We have previously reported on the cross-sectional findings of CSVD and at follow-up in this study the participants had higher alcohol intake and higher physical activity but less hypertension than the non-participants [12].A selection bias with more healthier subjects cannot be ruled out and the observed incidence might underestimate true incidence of CSVD. Furthermore, the high age of the study population ranging from 70 to 87 years at inclusion also cause additional attrition bias of the detrimental effects of risk-factors like high exposure to smoking and alcohol since those subjects to a higher degree are deceased.

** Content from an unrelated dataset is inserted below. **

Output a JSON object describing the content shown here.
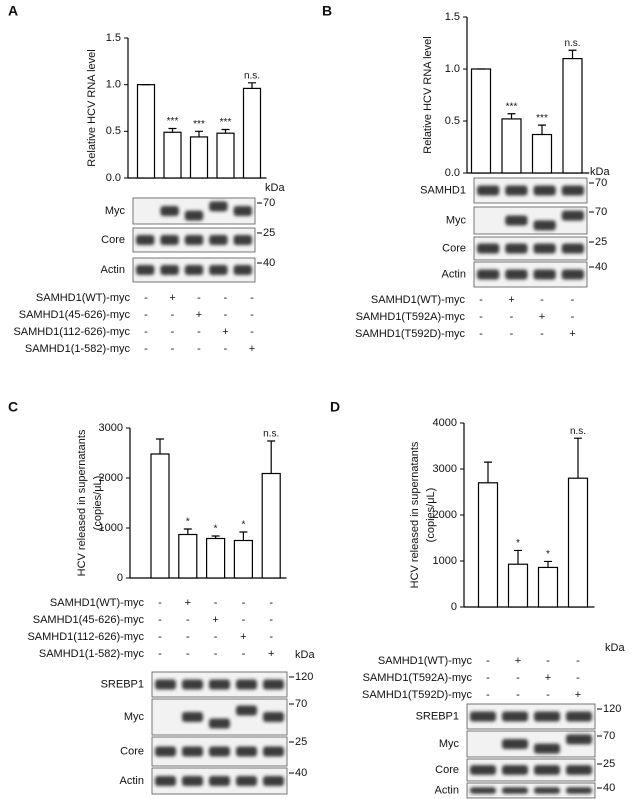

The improved treatment the past decades of several cardiovascular risk factors like hypertension and diabetes, RAS inhibitors that reduce progression of chronic kidney disease and cardiovascular events and cessation of smoking will most likely slow down the progression of CSVD in the very old. Future studies will evaluate these effects on newer birth cohorts with changed life-time exposure of risk-factors on CSVD.

The findings from the MMSE describing the general cognitive level among the participants indicates that the vast majority had a high functioning level (> 27 MMSE score) despite the high prevalence of CSVD related MRI markers. The relationship between imaging findings and change in cognitive function, especially executive functions also need to be further explored. There are few treatments for established CSVD, and further studies are needed to understand the pathogenesis and factors influencing progression [27]. The absence of autopsy is a limitation since it could have reduced possible misinterpretations of the MR related CVSD lesions and future studies would benefit with information on ApoE status and family history of cognitive decline or PD. Lack of analyses of superficial siderosis as a MR marker of cerebral amyloid angiopathy is another limitation.

In conclusion, CSVD is highly prevalent in the general older population above 80 year of age and the 6-year incidence of WMH, CMB and MTA ranges from 13–19%. The modifiable life-style factors smoking, and moderate alcohol intake are related to incident CSVD.